O Tribunal de Justiça do Distrito Federal e Territórios (TJDFT) negou o pedido de internação provisória de Vinícius de Queiroz Nogueira Dourado, 23 anos, preso após matar a própria mãe, no Guará II.
O pedido foi feito pela defesa do jovem, que apresentou um laudo feito pela psicóloga que acompanha Vinicius desde 2021. De acordo com a decisão, a especialista ressaltou que ele encontra-se em “sofrimento mental grave” e precisa de acolhimento médico e medicamentoso para reabilitação e reinserção social.
“O cliente (Vinícius) se encontra em sofrimento psíquico intenso, com transtornos mentais graves, distorções no pensamento e percepção, apresentando delírios. Conclui-se que, atualmente, pode ter ocorrido a ruptura da unidade psíquica, ou seja, desorganização mental. A percepção, a memória, o pensamento, o afeto e o comportamento perderam sua coesão e integração, operando de forma desconectada ou fragmentada”, apontou a psicóloga.
No entanto, a juíza da Vara Criminal e do Tribunal do Júri do Guará afirmou que o laudo apresenta “alguns pontos obscuros”.
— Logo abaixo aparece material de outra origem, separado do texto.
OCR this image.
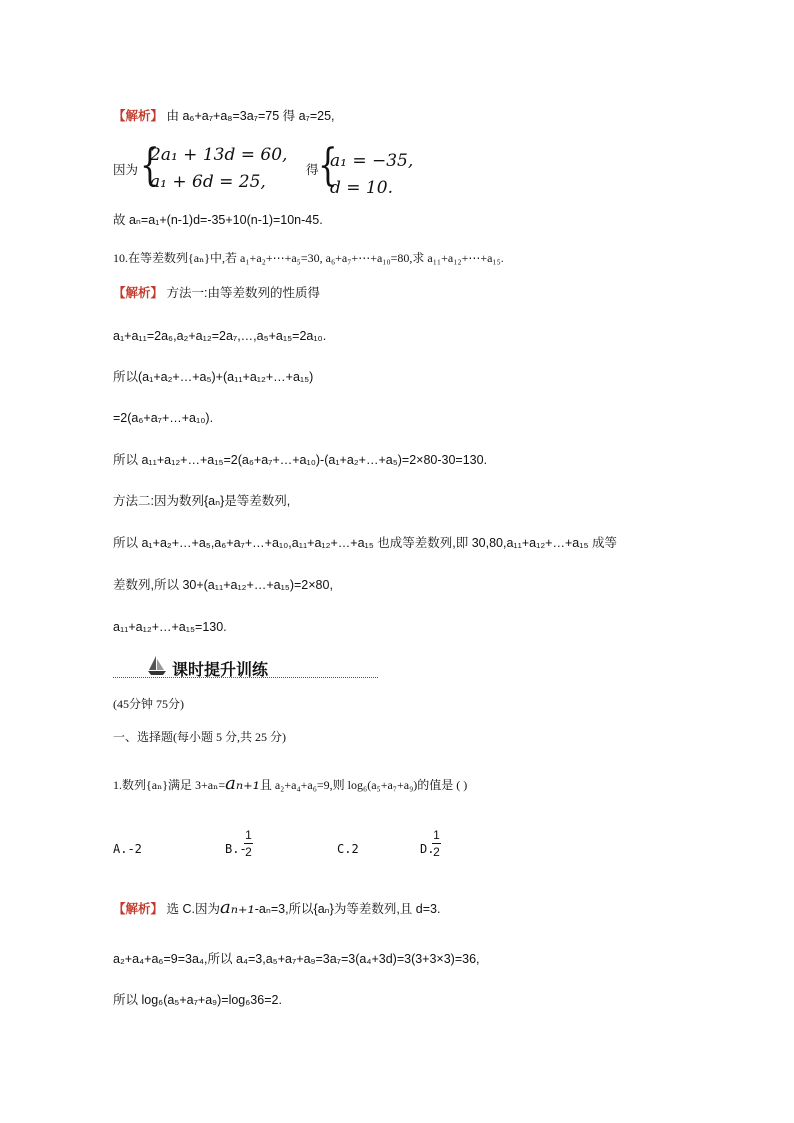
【解析】 由 a₆+a₇+a₈=3a₇=75 得 a₇=25,
因为 {
2a₁ + 13d = 60,
a₁ + 6d = 25,
得 {
a₁ = −35,
d = 10.
故 aₙ=a₁+(n-1)d=-35+10(n-1)=10n-45.
10.在等差数列{aₙ}中,若 a₁+a₂+⋯+a₅=30, a₆+a₇+⋯+a₁₀=80,求 a₁₁+a₁₂+⋯+a₁₅.
【解析】 方法一:由等差数列的性质得
a₁+a₁₁=2a₆,a₂+a₁₂=2a₇,…,a₅+a₁₅=2a₁₀.
所以(a₁+a₂+…+a₅)+(a₁₁+a₁₂+…+a₁₅)
=2(a₆+a₇+…+a₁₀).
所以 a₁₁+a₁₂+…+a₁₅=2(a₆+a₇+…+a₁₀)-(a₁+a₂+…+a₅)=2×80-30=130.
方法二:因为数列{aₙ}是等差数列,
所以 a₁+a₂+…+a₅,a₆+a₇+…+a₁₀,a₁₁+a₁₂+…+a₁₅ 也成等差数列,即 30,80,a₁₁+a₁₂+…+a₁₅ 成等
差数列,所以 30+(a₁₁+a₁₂+…+a₁₅)=2×80,
a₁₁+a₁₂+…+a₁₅=130.
课时提升训练
(45分钟 75分)
一、选择题(每小题 5 分,共 25 分)
1.数列{aₙ}满足 3+aₙ=aₙ₊₁且 a₂+a₄+a₆=9,则 log₆(a₅+a₇+a₉)的值是 ( )
A.-2	B.-
1
2	C.2	D.
1
2
【解析】 选 C.因为aₙ₊₁-aₙ=3,所以{aₙ}为等差数列,且 d=3.
a₂+a₄+a₆=9=3a₄,所以 a₄=3,a₅+a₇+a₉=3a₇=3(a₄+3d)=3(3+3×3)=36,
所以 log₆(a₅+a₇+a₉)=log₆36=2.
“Trata-se de laudo datado de 21/1/2026, em que se apresenta conclusão acerca da condição atual de saúde do denunciado, sem notícias de que o profissional tenha tido contato, físico ou virtual, com ele, considerando que se encontra preso em flagrante e preventivamente desde 20/1/2026”, apontou.
Falta de laudo
Ao negar a substituição da prisão preventiva por internação provisória, a magistrada pontuou que não foi apresentado qualquer laudo pericial concluindo que o autor do crime seja inimputável (não tem capacidade de entender o crime ou se autodeterminar) ou semi-imputável (tem capacidade reduzida).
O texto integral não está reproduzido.